20 Mar
Did William and Kate’s Half-Sister’s Cousin’s Friend Give Them A Wedding Gift?

Dear Mouthy Housewives,

My cousin is like a sister to me and we are super close. Her half-sister recently got married. I know her, but not very well. I think the last time I saw her was five or more years ago. Anyway, the half-sister sent me an email to tell me she got married. Should I send her a wedding gift? What’s the etiquette?

Signed,

To Gift or Not to Gift
___________________________

Dear To Gift or Not To Gift,

An etiquette question! Hooray! I just love etiquette questions! Mostly because I myself have impeccable manners. Oh, yes, it’s true. In fact, I always know exactly which piece of silverware to use when I’m stabbing a dinner companion in the neck because he won’t stop talking about his Cross Fit Training regimen in vivid detail. (Hint: It’s the steak knife!)

Now, before we discuss what you should do about your situation, let’s go over the sliding scale of appropriate wedding gifts per my vast gift giving experience:

If it’s for your dearest friend since childhood — Tiffany

If it’s for your dearest friend since college — Macy’s

If it’s for your sister or brother — Crate and Barrel and/or a homemade item that has sentimental value and will most likely end up in their garage under a moldy hammock and ten paint cans and then you will not speak to them again until they have a baby or buy a time share in Hawai.

If it’s for your boss — Pottery Barn

If it’s for your boss you hate — Liquor Bar

If it’s for your co-worker — Regift

If it’s for your co-worker you hate — Regift mulch

And, if it’s for your cousin’s half sister who notified you via email that she got married — I really don’t think you need to knock yourself out. After all, you’re more acquaintances with her than anything, right?

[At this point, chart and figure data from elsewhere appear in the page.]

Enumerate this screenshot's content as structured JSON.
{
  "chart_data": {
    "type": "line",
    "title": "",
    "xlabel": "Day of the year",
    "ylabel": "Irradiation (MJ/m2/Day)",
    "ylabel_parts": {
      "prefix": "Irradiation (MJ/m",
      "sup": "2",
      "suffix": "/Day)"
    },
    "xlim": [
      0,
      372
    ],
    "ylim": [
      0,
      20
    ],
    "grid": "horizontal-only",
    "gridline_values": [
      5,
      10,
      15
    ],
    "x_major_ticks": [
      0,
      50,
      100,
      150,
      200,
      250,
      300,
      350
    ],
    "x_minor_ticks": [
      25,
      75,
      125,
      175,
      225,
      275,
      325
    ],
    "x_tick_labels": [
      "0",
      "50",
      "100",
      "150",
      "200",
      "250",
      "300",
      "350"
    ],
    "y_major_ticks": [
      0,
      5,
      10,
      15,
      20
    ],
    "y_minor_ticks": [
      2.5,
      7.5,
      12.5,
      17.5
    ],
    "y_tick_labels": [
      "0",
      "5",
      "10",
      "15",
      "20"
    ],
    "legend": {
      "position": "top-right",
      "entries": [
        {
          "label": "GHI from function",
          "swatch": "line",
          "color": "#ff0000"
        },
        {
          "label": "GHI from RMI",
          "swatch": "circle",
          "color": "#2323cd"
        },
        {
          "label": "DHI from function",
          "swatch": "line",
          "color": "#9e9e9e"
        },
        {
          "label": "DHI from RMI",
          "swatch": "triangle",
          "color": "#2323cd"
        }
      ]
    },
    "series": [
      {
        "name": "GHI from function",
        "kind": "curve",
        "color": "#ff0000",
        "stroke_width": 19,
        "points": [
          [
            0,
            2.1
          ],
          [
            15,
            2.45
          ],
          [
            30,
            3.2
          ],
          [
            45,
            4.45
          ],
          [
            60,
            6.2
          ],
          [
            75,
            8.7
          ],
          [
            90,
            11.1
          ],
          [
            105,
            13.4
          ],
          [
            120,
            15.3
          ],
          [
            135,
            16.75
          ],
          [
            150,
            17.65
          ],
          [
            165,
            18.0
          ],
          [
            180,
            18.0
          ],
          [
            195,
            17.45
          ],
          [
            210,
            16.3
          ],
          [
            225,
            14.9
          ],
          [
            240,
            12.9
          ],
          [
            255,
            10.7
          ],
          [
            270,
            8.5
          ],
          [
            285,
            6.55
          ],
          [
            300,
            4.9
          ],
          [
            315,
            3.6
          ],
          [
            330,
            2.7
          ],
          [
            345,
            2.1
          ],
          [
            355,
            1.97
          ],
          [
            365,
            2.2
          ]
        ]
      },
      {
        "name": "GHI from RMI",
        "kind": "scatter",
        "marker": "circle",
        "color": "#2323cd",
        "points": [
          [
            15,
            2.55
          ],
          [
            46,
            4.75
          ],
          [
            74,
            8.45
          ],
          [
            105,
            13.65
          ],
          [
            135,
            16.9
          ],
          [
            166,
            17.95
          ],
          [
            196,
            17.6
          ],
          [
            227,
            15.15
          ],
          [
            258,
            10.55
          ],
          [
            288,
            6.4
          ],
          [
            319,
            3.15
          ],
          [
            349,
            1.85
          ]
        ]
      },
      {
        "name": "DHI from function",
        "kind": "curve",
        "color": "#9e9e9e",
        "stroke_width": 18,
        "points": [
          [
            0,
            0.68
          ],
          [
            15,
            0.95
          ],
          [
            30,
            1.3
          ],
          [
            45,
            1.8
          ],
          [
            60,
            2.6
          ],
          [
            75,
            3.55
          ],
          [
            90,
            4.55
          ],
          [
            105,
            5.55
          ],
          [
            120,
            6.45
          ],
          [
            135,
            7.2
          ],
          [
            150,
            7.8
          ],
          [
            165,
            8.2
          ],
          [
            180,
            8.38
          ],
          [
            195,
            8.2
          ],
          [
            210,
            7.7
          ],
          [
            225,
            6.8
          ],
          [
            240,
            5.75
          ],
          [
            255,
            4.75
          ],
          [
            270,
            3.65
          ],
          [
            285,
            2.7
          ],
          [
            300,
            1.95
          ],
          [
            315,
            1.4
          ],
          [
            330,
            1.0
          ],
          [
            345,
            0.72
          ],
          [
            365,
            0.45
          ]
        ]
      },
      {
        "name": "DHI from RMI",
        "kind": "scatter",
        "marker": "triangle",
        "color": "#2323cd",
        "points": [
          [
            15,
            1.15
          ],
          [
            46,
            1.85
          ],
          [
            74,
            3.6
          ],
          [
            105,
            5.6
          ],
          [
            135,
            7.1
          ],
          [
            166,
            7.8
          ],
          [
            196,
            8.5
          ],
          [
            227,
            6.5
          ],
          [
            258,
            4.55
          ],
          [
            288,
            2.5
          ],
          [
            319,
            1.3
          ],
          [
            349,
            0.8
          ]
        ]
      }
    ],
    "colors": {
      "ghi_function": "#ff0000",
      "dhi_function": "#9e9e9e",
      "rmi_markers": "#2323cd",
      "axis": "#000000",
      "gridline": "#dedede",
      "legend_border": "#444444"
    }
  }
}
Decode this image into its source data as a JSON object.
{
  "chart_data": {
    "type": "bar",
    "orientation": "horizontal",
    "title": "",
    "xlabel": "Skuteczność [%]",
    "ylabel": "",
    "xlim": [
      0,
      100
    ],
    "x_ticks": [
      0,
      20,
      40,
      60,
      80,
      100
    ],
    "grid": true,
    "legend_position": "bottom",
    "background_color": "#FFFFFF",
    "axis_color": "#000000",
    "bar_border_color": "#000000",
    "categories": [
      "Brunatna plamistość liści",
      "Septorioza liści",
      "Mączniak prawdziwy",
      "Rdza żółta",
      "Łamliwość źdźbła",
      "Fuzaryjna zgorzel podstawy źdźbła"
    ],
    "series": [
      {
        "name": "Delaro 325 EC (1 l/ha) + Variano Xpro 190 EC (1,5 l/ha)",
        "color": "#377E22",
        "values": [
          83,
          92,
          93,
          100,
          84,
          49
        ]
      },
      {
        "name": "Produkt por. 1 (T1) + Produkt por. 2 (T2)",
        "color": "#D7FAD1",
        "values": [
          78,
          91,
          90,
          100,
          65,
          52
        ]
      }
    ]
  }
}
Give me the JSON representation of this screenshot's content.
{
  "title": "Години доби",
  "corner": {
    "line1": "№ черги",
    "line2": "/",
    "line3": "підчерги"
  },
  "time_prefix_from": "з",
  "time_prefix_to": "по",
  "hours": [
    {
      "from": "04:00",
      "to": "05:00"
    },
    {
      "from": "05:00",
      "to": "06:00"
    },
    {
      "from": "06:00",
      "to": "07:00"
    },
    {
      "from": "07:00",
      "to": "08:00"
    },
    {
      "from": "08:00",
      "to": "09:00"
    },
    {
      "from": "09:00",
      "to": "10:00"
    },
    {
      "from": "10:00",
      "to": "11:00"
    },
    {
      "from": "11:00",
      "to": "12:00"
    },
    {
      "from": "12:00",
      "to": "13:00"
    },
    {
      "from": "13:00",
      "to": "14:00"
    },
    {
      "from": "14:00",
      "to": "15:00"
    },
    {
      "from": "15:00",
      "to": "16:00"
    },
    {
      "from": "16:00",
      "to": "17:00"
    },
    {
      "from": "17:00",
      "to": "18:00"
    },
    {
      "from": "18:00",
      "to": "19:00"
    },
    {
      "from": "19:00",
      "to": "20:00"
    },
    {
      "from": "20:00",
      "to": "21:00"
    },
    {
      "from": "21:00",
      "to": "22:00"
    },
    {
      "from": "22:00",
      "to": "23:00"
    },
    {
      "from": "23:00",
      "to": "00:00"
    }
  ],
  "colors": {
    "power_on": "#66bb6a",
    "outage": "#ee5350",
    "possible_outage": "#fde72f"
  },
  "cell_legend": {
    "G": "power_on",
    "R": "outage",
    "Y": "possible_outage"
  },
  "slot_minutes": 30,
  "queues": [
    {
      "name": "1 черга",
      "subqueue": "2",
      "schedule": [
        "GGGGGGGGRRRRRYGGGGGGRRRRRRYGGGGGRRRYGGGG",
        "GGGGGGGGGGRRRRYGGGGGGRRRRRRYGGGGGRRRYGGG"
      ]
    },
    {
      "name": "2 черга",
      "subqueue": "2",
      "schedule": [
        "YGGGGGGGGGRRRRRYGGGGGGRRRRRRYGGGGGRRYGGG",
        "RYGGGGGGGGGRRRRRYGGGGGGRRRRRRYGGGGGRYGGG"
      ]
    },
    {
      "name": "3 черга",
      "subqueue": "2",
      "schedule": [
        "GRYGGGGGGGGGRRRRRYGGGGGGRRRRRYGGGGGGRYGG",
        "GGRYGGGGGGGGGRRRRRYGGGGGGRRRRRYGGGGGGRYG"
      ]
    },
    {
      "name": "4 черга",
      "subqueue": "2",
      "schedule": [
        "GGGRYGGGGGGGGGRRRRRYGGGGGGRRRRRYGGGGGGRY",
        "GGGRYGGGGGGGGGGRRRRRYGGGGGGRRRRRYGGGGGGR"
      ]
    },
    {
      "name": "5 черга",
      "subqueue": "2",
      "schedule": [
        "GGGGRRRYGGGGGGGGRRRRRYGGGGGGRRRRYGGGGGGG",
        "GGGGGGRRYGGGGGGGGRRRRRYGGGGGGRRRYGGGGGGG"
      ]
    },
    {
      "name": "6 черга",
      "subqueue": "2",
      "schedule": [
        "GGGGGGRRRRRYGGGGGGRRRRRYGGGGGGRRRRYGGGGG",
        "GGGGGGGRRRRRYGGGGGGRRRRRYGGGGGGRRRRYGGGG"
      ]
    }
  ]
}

Just because you’re super close to her half-sister doesn’t mean you’re obligated to do much, so that’s why I think a very nice card with a personal message written inside will suffice.

However, if you’d like to celebrate her love and the start of her new life with her husband, I’m sure any kind of small gift from you would be greatly appreciated.

Maybe even a steak knife.

Good luck,

Wendi, TMH

5 Responses to “Did William and Kate’s Half-Sister’s Cousin’s Friend Give Them A Wedding Gift?”

03.20.12#1

Comment by Dawn.

Only if there is an invitation attached to it is there any “obligation” so to speak.

03.20.12#2

Comment by Plano Mom.

1. Are you genuinely excited for her, and want to share your blessings to help them get off to a great start, knowing they will appreciate and use your thoughtful gift?

2. There is no #2. If the answer to number 1 is anything other than yes, you’re giving for reasons beyond your best wishes for the couple. Why do that for someone you hardly know who has little influence on your daily life and/or emotional state?

03.20.12#3

Comment by Tonya.

You can’t forget:
for the bitch in highschool who stole your boyfriend — see Tanya Harding or Amy Fisher

And for Maryann who lives down the street and has to try and show you up at every turn — a years subscription to Bedwetters Anonymous

03.20.12#4

Comment by MommyTime.

First off, you don’t have to give a gift. But if you genuinely want to be supportive and congratulatory, but you don’t want to spend a lot of money, then I recommend that you go to a wine shop and ask them for a recommendation for a bottle of wine that will age nicely and be perfect in five years. Then buy it and add a nice little card about how you hope this will be a fun way to help celebrate their fifth anniversary, and tell you you wish them many more years of happiness.

03.22.12#5

Comment by Emily.

No, you do not. I did not expect wedding gifts, period. But, I certainly did not send out announcements to get more of them or tell people via internet or word of mouth for gifts. She just wants to let you know. If you feel like sending a gift, please feel free. But no obligations. A kindly worded email response will suffice.